Business opportunities can be squandered if basic business protocols are not met. At the beginning, it is very important to focus on building trust and getting to know the counterpart. When meeting for the first time, business cards should be exchanged. The business will be discussed in the following meetings.
Background: The first meeting should not discuss business and should only be seen as an opportunity to get to know the counterpart and cultivate a good working relationship. Placing hands together and bowing is the most suitable form of introduction.
Businesses may find it difficult to communicate with the Vietnamese locals as many do not speak English. Maintaining productivity and efficiency may, therefore, be difficult.
Background: Vietnamese remains the dominant language as it´s spoken by 86% of the population. Due to emigration, Vietnamese speakers are found in many parts of the world, including East and Southeast Asia, North America, Australia and Western Europe. Vietnamese is a minority language in the Czech Republic.
If conducting meetings in Vietnam, even as a host, it is important to be patient for the guests to finish the meeting.
Background: In Vietnam, guests are the ones to dictate the tempo of the meetings.
In Vietnam, it is common to give presents in business meetings. Not exchanging gifts, however, should not traditionally hurt the business relationship.
Background: The gifts for business meetings can be small and need not to be expensive. A possible item could be a pen or stationary with a company logo or a common item from your country.
An investment license requires the approval of at least a dozen local institutions, hence increasing the occurrence of red-tape. Strong measures from the government and local level must be taken to combat corruption that is seeping in the business institutions. Foreign businesses might find it challenging to operate in Vietnam due to this concurrent problem.

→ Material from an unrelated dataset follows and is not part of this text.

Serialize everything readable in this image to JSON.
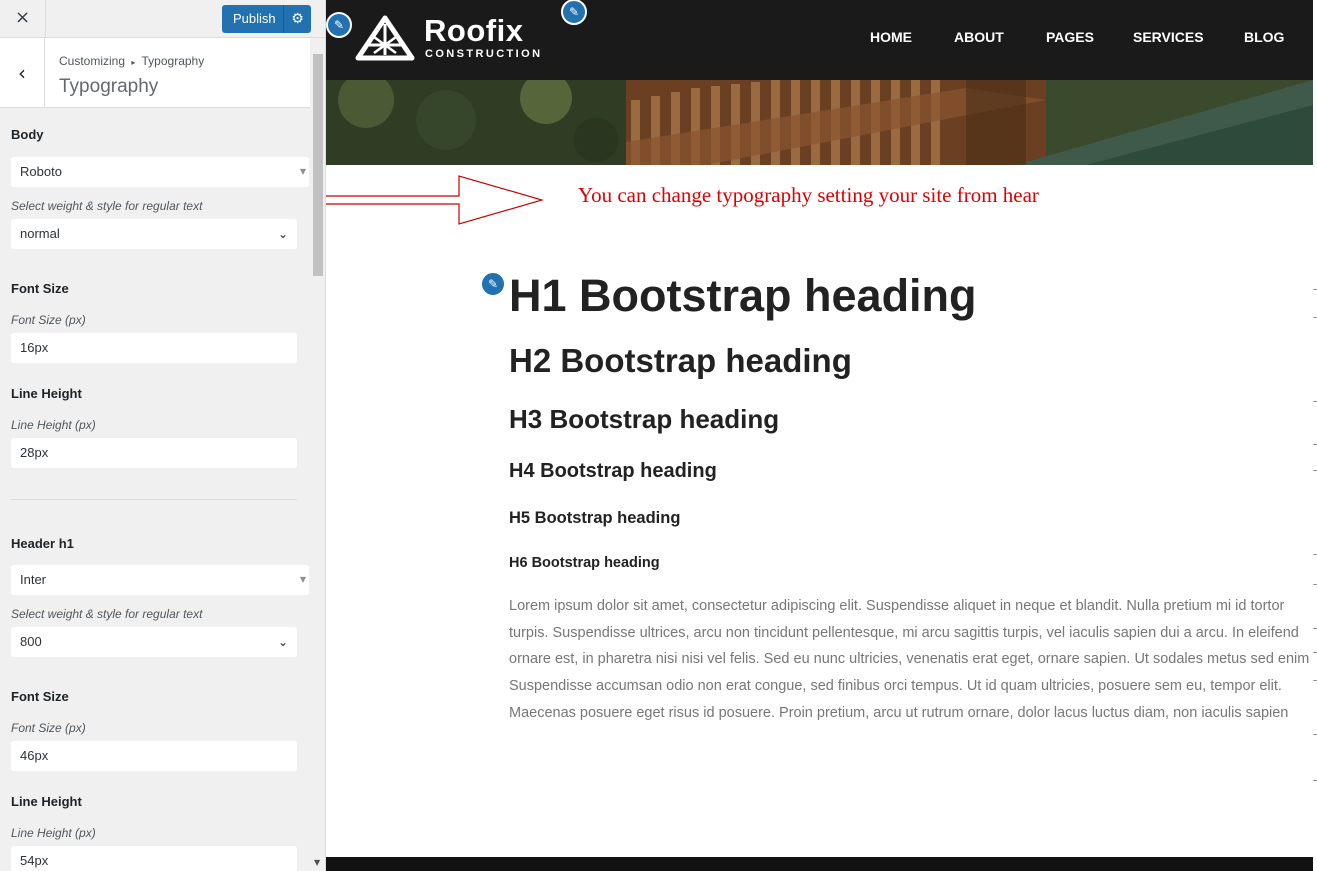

Background: According to the Business Anti-Corruption Portal, Vietnam is characterised by corruption, a weak legal infrastructure, financial unpredictability and conflicting and negative bureaucratic decision-making. Surveys reveal that petty corruption has decreased significantly throughout the country, while high-level corruption has increased. This has slowed the development of Vietnamese enterprises.
Along with local policies, businesses must also be aware of macro-level policies. Vietnamese government can be biased towards protecting their domestic firms in terms of price subsidies, taxation policies, etc. This can discourage foreign companies from coming to Vietnam.
Background: Since the introduction of Doi Moi – or ‘renovation’ policy – in the 1980s, which began the transition from the country’s socialist economy to a market economy, Vietnam has experienced many significant changes, including a rise in the standard of living. These factors have in turn inspired a flurry of foreign businesses looking to start operations or expand in the country.
It is recommended to have business ideas translated to avoid communication pitfalls. One party can easily misinterpret and come to terms of agreement without having a holistic understanding. But translators also need to make sure that they understand and convey ideas properly.
Background: As most of the Vietnamese people do not speak English, it is imperative that there are translators while signing business deals. Translators enhance communication by conveying information accurately from one language to another, thus removing any potential misunderstanding.
According to experts, countries around the world, especially those in Northeast Asia, are very interested in Vietnam's ICT sector and see it as a driving force for innovation in the region.
Background: KPMG conducted a survey of more than 300,000 CIOs (IT directors) in 108 countries on trends in technology investment and digital transformation of businesses. In particular, Vietnam is ranked 2nd in 108 countries globally for commitments to make investments in IT and ranks 3rd for commitments to bring automation into business and production. Although in the past 5 years, the investment level of enterprises in IT in Vietnam is still quite low (at 2%) compared to ASEAN (about 5%) but it is increasing every year. Manufacturers are gradually transitioning to automation. Notably, in 2019, businesses in Vietnam were paying great attention to investing in robots for automation production.
The wave of technology investment and digital transformation is opening up a breakthrough opportunity for Vietnam's information technology industry to transform itself from outsourcing to innovation. Numerous necessary and sufficient factors have converged for Vietnam to become the leading "Innovation Hub" in Southeast Asia.
Background: The Government of Vietnam and Ho Chi Minh City (HCMC) are also implementing construction projects to build smart cities across the country, promote creative start-up programs and projects to build HCMC into a regional and international financial centre. This is a great advantage for Vietnam, especially for businesses that want to deploy products based on new technology. It is a golden opportunity for Vietnam's IT industry to break through and become the ‘leading innovation centre’ in Southeast Asia.
Vietnam´s economic growth in the past few decades has been transformational. Whilst proper developmental policies and frameworks can further slim the poverty rates, business production right now is better off due to the lower poverty rate and higher employment rate.
Background: By 2011, the poverty rate had dropped to 12%. Vietnam’s education system and educational efforts have also been largely successful. The education systems success is demonstrated by a 98% literacy rate in Vietnam.